Por onde recomeçar

Nestes últimos 20 dias fomos direta ou indiretamente impactados pela força da natureza com as cheias do rios Jacui, Taquari, Caí e lago Guaíba. Quem não teve a casa invadida pelas águas, conhece alguém que teve. Agora, quando as águas baixaram na nossa cidade, pudemos ver os estragos deixados para atrás pela força da enchente. Os mais antigos dizem que o rio volta para buscar aquilo que deixou pra atrás.

Em oito meses foram três enchentes. E aí, no sábado, andando pela cidade e ajudando nas distribuições dos donativos à comunidade, fiquei pensando em como recomeçar. Por onde fazer este recomeço? Onde vamos encontrar forças pra levantar? Perguntas ainda sem respostas. Dos 497 municípios gaúchos, 463 foram atingidos. Entre eles a nossa querida Montenegro. De norte a sul, tu não encontra um montenegrino que não te diga que foi impactado por tudo o que aconteceu. Perdemos lembranças. Fotos que contam a história de cada família. Janelas que nos mostravam o pôr do sol, já não existem mais. A casa da avó, que guardava lembranças da infância, a rua onde as crianças brincava até mais tarde, tudo isso se foi. Levados pela água do rio Caí. Muito se fala sobre a construção de casas, de bairros no entorno do rio.

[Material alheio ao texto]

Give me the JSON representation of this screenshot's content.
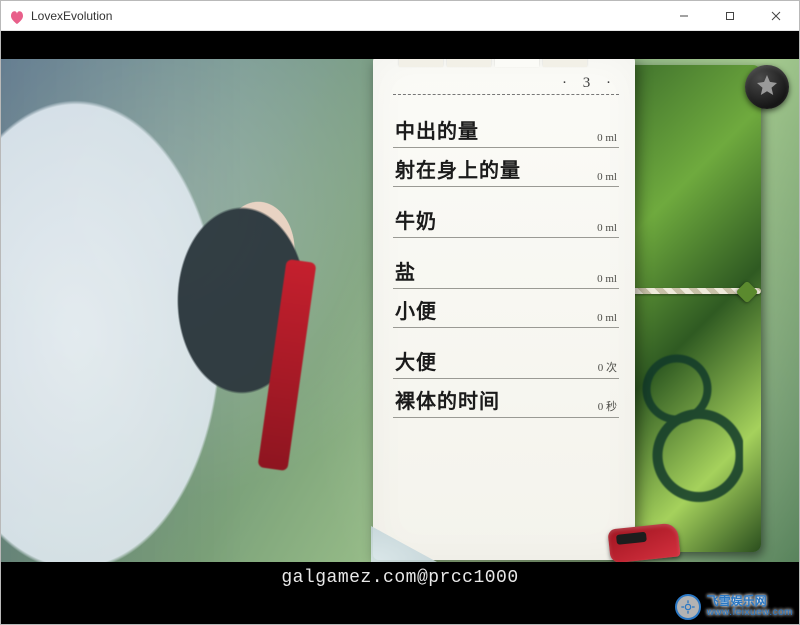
{
  "window": {
    "title": "LovexEvolution"
  },
  "toolbar": {
    "star_label": "favorite"
  },
  "notebook": {
    "page_number": "· 3 ·",
    "tabs": [
      {
        "active": false
      },
      {
        "active": false
      },
      {
        "active": true
      },
      {
        "active": false
      }
    ],
    "rows": [
      {
        "label": "中出的量",
        "value": "0 ml",
        "spaced": false
      },
      {
        "label": "射在身上的量",
        "value": "0 ml",
        "spaced": false
      },
      {
        "label": "牛奶",
        "value": "0 ml",
        "spaced": true
      },
      {
        "label": "盐",
        "value": "0 ml",
        "spaced": true
      },
      {
        "label": "小便",
        "value": "0 ml",
        "spaced": false
      },
      {
        "label": "大便",
        "value": "0 次",
        "spaced": true
      },
      {
        "label": "裸体的时间",
        "value": "0 秒",
        "spaced": false
      }
    ]
  },
  "footer": {
    "text": "galgamez.com@prcc1000"
  },
  "watermark": {
    "line1": "飞雪娱乐网",
    "line2": "www.feixuew.com"
  }
}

Historicamente as cidades, como Montenegro, que tem ou tiveram portos, cresceram e se desenvolveram nas barrancas dos rios. E, até aqui, vivemos. Convivemos. Mas a gente sabe que parte destes locais era curso do rio. E agora precisamos entender o rio pra voltarmos a conviver e respeitar o manancial. Contudo, este momento que estamos vivendo também mostrou um povo resiliente. Um povo que perdeu tudo, mas não a humanidade, a boa vontade e a força para recomeçar. O que se viu foi uma comunidade severamente impactada, mas que se mostrou forte para levantar, para se reconstruir. Vamos precisar de ajuda psicológica. Sim, vamos! Se tu olhares para nossas crianças elas ficaram em isolamento pela pandemia e, agora, que estavam retornando a vida normal, veio a enchente. Não só elas precisam do nosso afeto, mas os idosos também. Pra eles a enchente levou uma vida inteira. Lembranças, arrancadas a força, que não voltam mais. Algumas ainda foram resgatadas da lama. Ouvi a história sobre uma joia que foi dada pelo marido, já falecido, a uma senhora, hoje com 78 anos. O lamento era de que não tinha conseguido guardar a única lembrança do amor da vida dela. O colar foi resgatado em meio a lama pela filha, que foi gigante enfrentando o barro para dar um alento à mãe. Um pedacinho da história deste casal, foi preservada. Mas quantos outros não conseguiram? Então, eles também vão precisar de nós.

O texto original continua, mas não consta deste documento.